The exchange, which held a joint meeting with the members, traders and the FMC to agree upon a payment schedule today, revealed its obligation for the first time, claimed that eight members have agreed to pay Rs 2,181 crore by the due date or even earlier, while 13 others have consented to remit five per cent of their dues every week, totalling Rs 3,107 crore.
Negotiations to recover Rs 311 crore from Namdhari Food International, Namdhari Rice and General Mills and Lotus Refineries are still on, said the exchange.
According to a second option discussed at the meeting, the exchange said it could encash the post-dated cheque of Rs 4,900 crore issued by some members against their settlement obligation. It also received confirmation from other members that they would remit Rs 699 crore regularly.

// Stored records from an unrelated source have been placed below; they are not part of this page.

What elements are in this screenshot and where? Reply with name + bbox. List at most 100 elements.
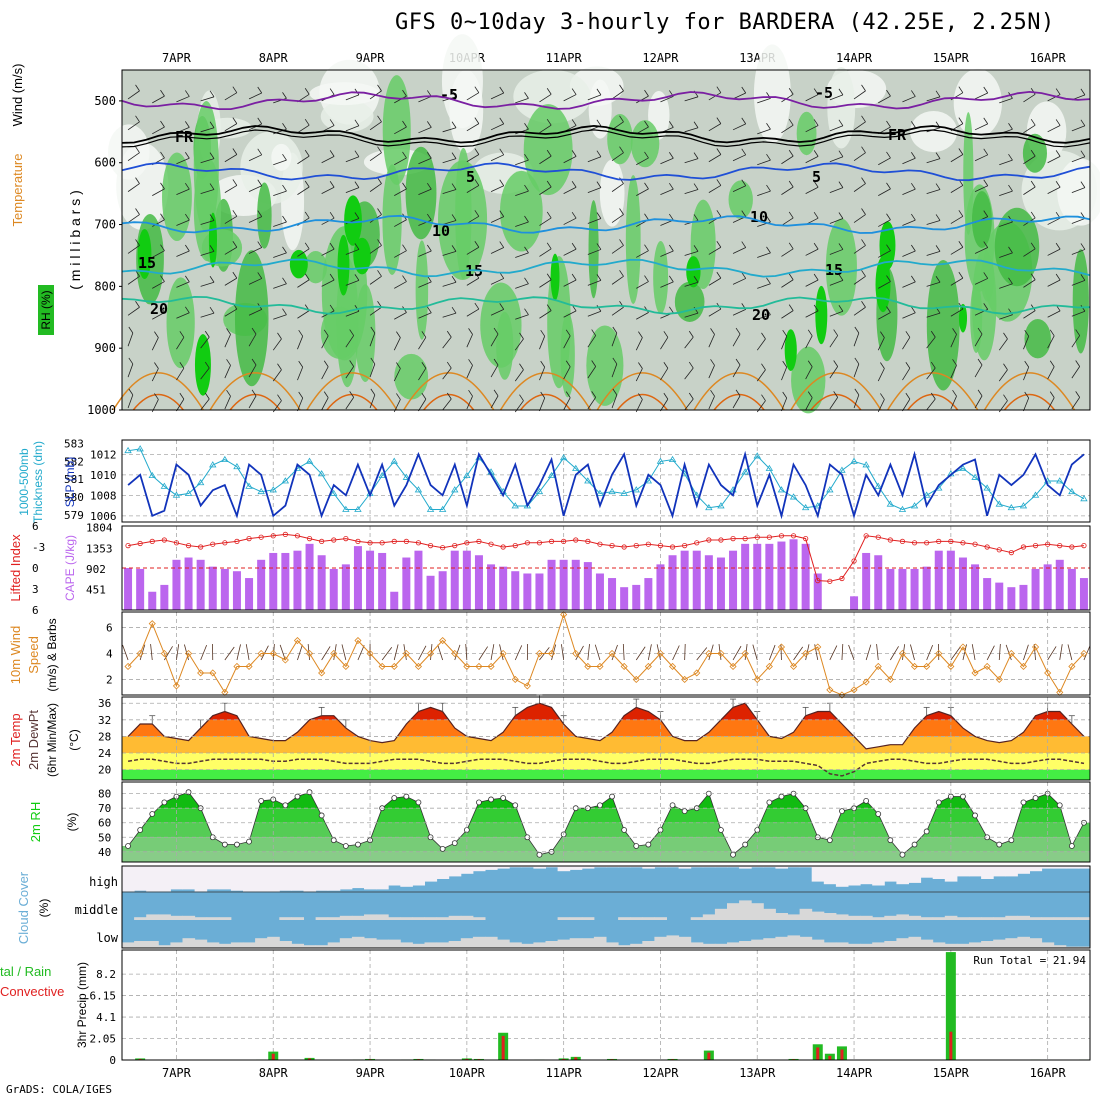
slp-tick: 1012 [90, 448, 117, 461]
wind-barb-flag [782, 329, 788, 337]
wind-barb-flag [905, 361, 911, 369]
thickness-marker [995, 500, 1003, 507]
wind-barb [490, 395, 499, 409]
cape-bar [245, 578, 254, 610]
wind10m-tick: 4 [106, 648, 113, 661]
wind10m-barb [381, 646, 393, 661]
isotherm-warm [790, 372, 882, 411]
li-marker [1020, 544, 1027, 550]
cape-bar [608, 578, 617, 610]
li-marker [887, 537, 893, 543]
wind-barb-flag [226, 359, 231, 366]
wind-barb-flag [451, 214, 457, 221]
cloud-middle-clear [206, 917, 220, 920]
precip-convective-bar [828, 1055, 832, 1060]
wind-barb-flag [612, 357, 618, 365]
wind-barb [974, 333, 983, 347]
precip-tick: 2.05 [90, 1033, 117, 1046]
wind-barb-flag [741, 272, 747, 279]
cloud-low-clear [1017, 936, 1030, 948]
temp-band [122, 703, 1090, 720]
wind-barb [490, 247, 504, 254]
cape-bar [753, 543, 762, 610]
li-marker [851, 558, 857, 564]
wind-barb-flag [370, 357, 376, 365]
isotherm-0 [121, 90, 1091, 110]
cape-bar [438, 571, 447, 610]
temp-axis-label-1: 2m Temp [8, 713, 23, 766]
wind-barb [926, 312, 941, 318]
thickness-marker [814, 502, 822, 509]
wind-barb [878, 219, 891, 227]
rh-marker [875, 811, 882, 817]
wind-barb [442, 158, 457, 164]
li-marker [258, 534, 264, 540]
wind-barb [805, 186, 819, 194]
cloud-middle-clear [908, 915, 922, 920]
wind-barb [781, 279, 794, 288]
wind-barb [587, 310, 602, 317]
wind10m-marker [136, 649, 144, 658]
wind-barb-flag [128, 326, 134, 334]
cloud-high-clear [690, 866, 704, 868]
wind-barb-flag [277, 363, 282, 370]
thickness-tick: 582 [64, 455, 84, 468]
cloud-low-clear [642, 941, 655, 948]
wind-barb-flag [1055, 242, 1061, 250]
wind-barb [200, 189, 215, 195]
wind-barb-flag [1055, 273, 1061, 281]
rh-saturated-core [686, 256, 701, 288]
wind-barb [999, 314, 1013, 320]
wind-barb-flag [669, 244, 674, 252]
wind-barb [200, 312, 215, 318]
li-marker [452, 542, 458, 549]
wind-barb-flag [377, 84, 382, 92]
precip-label-convective: Convective [0, 984, 64, 999]
wind-barb [563, 366, 571, 380]
cape-bar [184, 557, 193, 610]
wind-barb [853, 276, 866, 285]
rh-marker [718, 827, 724, 833]
cloud-high-clear [569, 866, 583, 870]
rh-moist-plume [500, 170, 543, 252]
wind-barb-flag [298, 360, 304, 368]
wind-barb [1047, 125, 1061, 133]
wind-barb [1023, 366, 1030, 381]
wind-barb [878, 95, 891, 104]
rh-band [122, 792, 1090, 794]
wind10m-tick: 2 [106, 673, 113, 686]
wind-barb-flag [669, 182, 674, 190]
thickness-axis-label-2: Thickness (dm) [31, 441, 45, 523]
cloud-low-clear [170, 942, 183, 948]
wind-barb [902, 157, 916, 165]
cloud-low-clear [787, 935, 801, 948]
cloud-high-clear [448, 866, 462, 877]
rh-moist-plume [415, 240, 429, 340]
wind-barb [829, 94, 844, 101]
isotherm-warm [306, 372, 398, 411]
li-marker [706, 537, 712, 543]
wind-barb [732, 154, 746, 162]
thickness-marker [656, 457, 665, 464]
wind10m-barb [876, 644, 879, 661]
wind-barb-flag [861, 270, 866, 277]
wind-barb [611, 245, 624, 254]
wind-barb [200, 96, 215, 102]
cloud-middle-clear [424, 917, 438, 920]
wind-barb [587, 218, 602, 224]
wind-barb [829, 218, 844, 224]
cape-bar [729, 550, 738, 610]
thickness-marker [451, 486, 459, 493]
cloud-middle-clear [823, 913, 837, 920]
temp-axis-label-4: (°C) [67, 729, 81, 750]
wind-barb-flag [474, 148, 480, 155]
cloud-middle-clear [642, 917, 655, 920]
wind-barb [273, 190, 287, 197]
cloud-middle-clear [194, 917, 208, 920]
wind-barb-flag [565, 391, 571, 398]
wind-barb-flag [1075, 329, 1081, 336]
rh-moist-plume [1072, 249, 1089, 354]
rh-marker [899, 851, 906, 858]
rh-moist-plume [382, 164, 402, 275]
cloud-high-clear [860, 866, 873, 885]
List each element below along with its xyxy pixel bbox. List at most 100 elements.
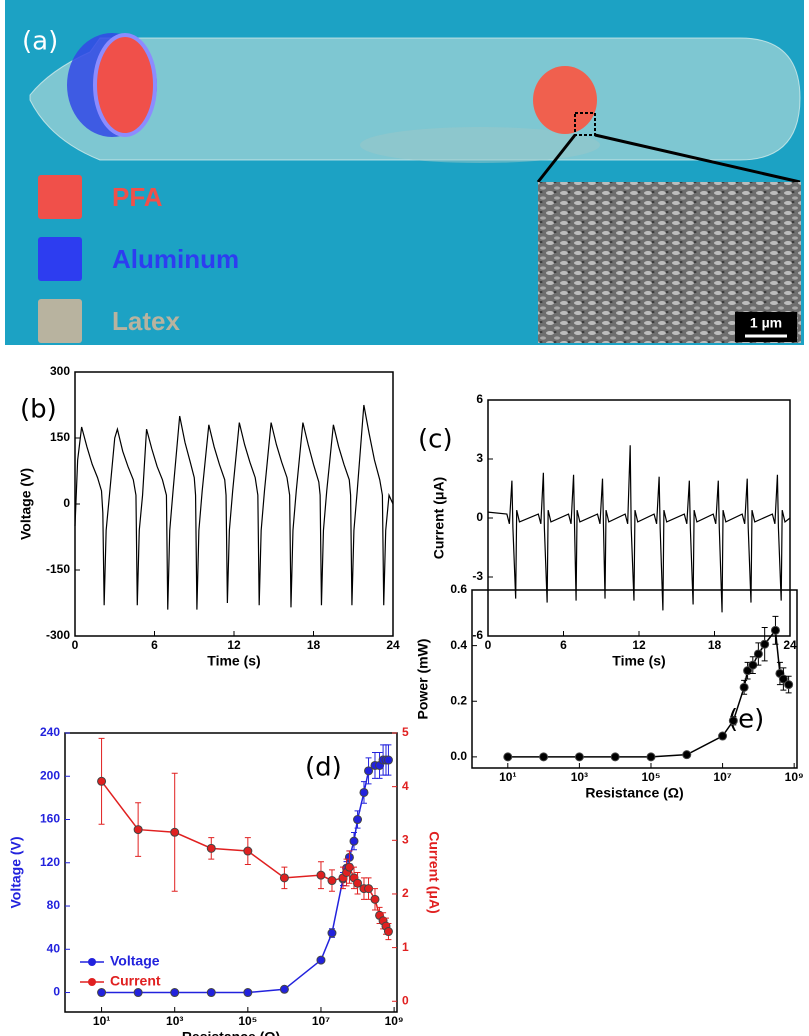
y-tick-label: 0	[402, 993, 409, 1007]
x-tick-label: 12	[632, 638, 646, 652]
legend-label: Latex	[112, 306, 180, 336]
x-tick-label: 10¹	[499, 770, 516, 784]
x-tick-label: 24	[386, 638, 400, 652]
x-tick-label: 24	[783, 638, 797, 652]
legend: PFA Aluminum Latex	[38, 175, 239, 343]
marker	[349, 836, 359, 846]
marker	[327, 928, 337, 938]
legend-label: Voltage	[110, 953, 160, 969]
y-tick-label: 80	[47, 898, 61, 912]
legend-label: PFA	[112, 182, 163, 212]
legend-label: Aluminum	[112, 244, 239, 274]
x-axis-label: Time (s)	[207, 653, 260, 669]
plot-frame	[64, 732, 398, 1013]
y-tick-label: -300	[46, 628, 70, 642]
y-tick-label: 3	[402, 832, 409, 846]
marker	[243, 988, 253, 998]
panel-label: (d)	[305, 753, 342, 783]
marker	[97, 988, 107, 998]
marker	[316, 955, 326, 965]
y-axis-label: Voltage (V)	[8, 836, 24, 908]
marker	[327, 876, 337, 886]
scale-bar-label: 1 µm	[750, 315, 782, 331]
marker	[778, 674, 788, 684]
marker	[359, 787, 369, 797]
x-axis-label: Time (s)	[612, 653, 665, 669]
data-line	[487, 445, 791, 613]
y-tick-label: 6	[476, 392, 483, 406]
legend-cube	[38, 237, 82, 281]
y-tick-label: 300	[50, 364, 70, 378]
y-axis-label: Power (mW)	[415, 639, 431, 720]
y-tick-label: 4	[402, 779, 409, 793]
legend-cube	[38, 299, 82, 343]
data-line	[507, 628, 790, 758]
pfa-ball	[533, 66, 597, 134]
legend-marker	[88, 958, 96, 966]
marker	[770, 625, 780, 635]
marker	[743, 666, 753, 676]
y-tick-label: 0.2	[450, 693, 467, 707]
y-tick-label: 160	[40, 812, 60, 826]
marker	[364, 884, 374, 894]
marker	[646, 752, 656, 762]
panel-label: (c)	[418, 425, 453, 455]
zoom-box	[574, 112, 596, 136]
x-tick-label: 18	[307, 638, 321, 652]
marker	[279, 984, 289, 994]
y-tick-label: 240	[40, 725, 60, 739]
y-tick-label: 0.6	[450, 582, 467, 596]
y-axis-label: Voltage (V)	[18, 468, 34, 540]
marker	[133, 988, 143, 998]
y-tick-label: 150	[50, 430, 70, 444]
panel-label: (a)	[22, 27, 58, 57]
marker	[279, 873, 289, 883]
marker	[682, 750, 692, 760]
x-tick-label: 18	[708, 638, 722, 652]
marker	[739, 682, 749, 692]
marker	[383, 927, 393, 937]
x-axis-label: Resistance (Ω)	[182, 1029, 280, 1036]
x-tick-label: 10⁷	[312, 1014, 330, 1028]
marker	[170, 988, 180, 998]
zoom-line	[594, 133, 801, 184]
x-tick-label: 10⁵	[641, 770, 660, 784]
marker	[364, 766, 374, 776]
x-tick-label: 6	[560, 638, 567, 652]
legend-marker	[88, 978, 96, 986]
marker	[383, 755, 393, 765]
y-tick-label: 120	[40, 855, 60, 869]
y-tick-label: 0	[53, 985, 60, 999]
y-tick-label: 5	[402, 725, 409, 739]
y-tick-label: 1	[402, 940, 409, 954]
marker	[353, 878, 363, 888]
marker	[574, 752, 584, 762]
panel-a: 1 µm (a) PFA Aluminum Latex	[5, 0, 804, 345]
marker	[316, 870, 326, 880]
x-axis-label: Resistance (Ω)	[585, 785, 683, 801]
legend-label: Current	[110, 973, 161, 989]
y2-axis-label: Current (μA)	[426, 831, 442, 913]
marker	[728, 716, 738, 726]
marker	[206, 988, 216, 998]
marker	[97, 776, 107, 786]
marker	[503, 752, 513, 762]
marker	[170, 827, 180, 837]
x-tick-label: 0	[485, 638, 492, 652]
plot-frame	[471, 589, 798, 769]
x-tick-label: 12	[227, 638, 241, 652]
x-tick-label: 6	[151, 638, 158, 652]
x-tick-label: 0	[72, 638, 79, 652]
legend-cube	[38, 175, 82, 219]
marker	[370, 894, 380, 904]
y-tick-label: 0.4	[450, 638, 467, 652]
x-tick-label: 10¹	[93, 1014, 110, 1028]
y-tick-label: -3	[472, 569, 483, 583]
zoom-line	[536, 134, 577, 183]
marker	[539, 752, 549, 762]
x-tick-label: 10⁹	[385, 1014, 404, 1028]
y-tick-label: -6	[472, 628, 483, 642]
y-tick-label: 2	[402, 886, 409, 900]
marker	[718, 731, 728, 741]
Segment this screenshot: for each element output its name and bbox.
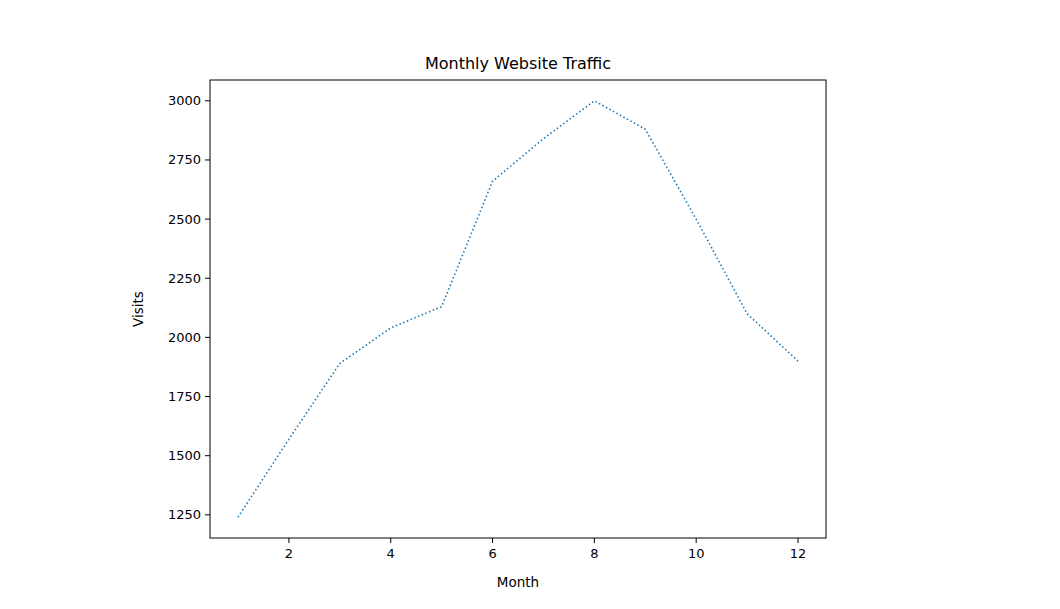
x-tick-label: 8 xyxy=(590,546,598,561)
x-tick xyxy=(288,538,289,543)
y-tick xyxy=(205,337,210,338)
background xyxy=(0,0,1060,609)
data-line xyxy=(238,101,798,517)
y-tick-label: 1500 xyxy=(168,448,201,463)
y-tick xyxy=(205,159,210,160)
x-tick-label: 10 xyxy=(688,546,705,561)
y-tick xyxy=(205,514,210,515)
plot-frame xyxy=(210,80,826,538)
x-tick-label: 2 xyxy=(285,546,293,561)
y-tick xyxy=(205,455,210,456)
x-tick xyxy=(594,538,595,543)
plot-area xyxy=(238,101,798,517)
y-tick-label: 2000 xyxy=(168,330,201,345)
y-axis-label: Visits xyxy=(130,291,146,327)
x-tick-label: 12 xyxy=(790,546,807,561)
y-tick-label: 2500 xyxy=(168,212,201,227)
y-tick-label: 2250 xyxy=(168,271,201,286)
x-tick xyxy=(798,538,799,543)
y-tick-label: 3000 xyxy=(168,93,201,108)
y-tick xyxy=(205,219,210,220)
y-tick-label: 2750 xyxy=(168,152,201,167)
y-tick-label: 1250 xyxy=(168,507,201,522)
chart-title: Monthly Website Traffic xyxy=(425,54,611,73)
y-tick xyxy=(205,396,210,397)
y-tick-label: 1750 xyxy=(168,389,201,404)
y-tick xyxy=(205,278,210,279)
x-tick xyxy=(492,538,493,543)
chart-svg: 2 4 6 8 10 12 1250 1500 1750 2000 2250 2500 2750 3000… xyxy=(0,0,1060,609)
x-tick-label: 4 xyxy=(387,546,395,561)
x-tick-label: 6 xyxy=(488,546,496,561)
x-axis-label: Month xyxy=(497,574,539,590)
chart-container: 2 4 6 8 10 12 1250 1500 1750 2000 2250 2500 2750 3000… xyxy=(0,0,1060,609)
y-tick xyxy=(205,100,210,101)
x-tick xyxy=(696,538,697,543)
x-tick xyxy=(390,538,391,543)
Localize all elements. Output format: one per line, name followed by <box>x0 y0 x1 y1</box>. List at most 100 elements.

“While post-dated cheques are a commitment, the payout process may not roll out smoothly in a month’s time. Hence, the market participants opted to drop the second option,” it said.
Not enough time
The FMC (Forward Markets Commission) along with other government agencies would work together to ensure a safe and secure settlement of dues, the exchange said.
According to sources, the entire process of settlement is expected to be completed within five months. Deena Mehta, Managing Director, Asit C. Mehta Investment Intermediates, said the biggest mistake of the exchange was not providing adequate time for investors to unwind their open positions.
“At least three months should have been given. The stock exchanges gave six months to close investors’ buy position when it banned badla trading in 1992, 1994 and 2001,” she added.
Expressing confidence over meeting payment obligation, Anjani Sinha, Managing Director and Chief Executive Officer, NSEL said a final decision will be taken after consultation with stakeholders as the entire process of settlement would lead to long litigation in case of default by any member.
The exchange suspended trading and merged the settlement cycles of all one day forward contracts on July 31.
The said action was taken due to certain structural changes in the marketplace leading to disruption in trading interest, said NSEL.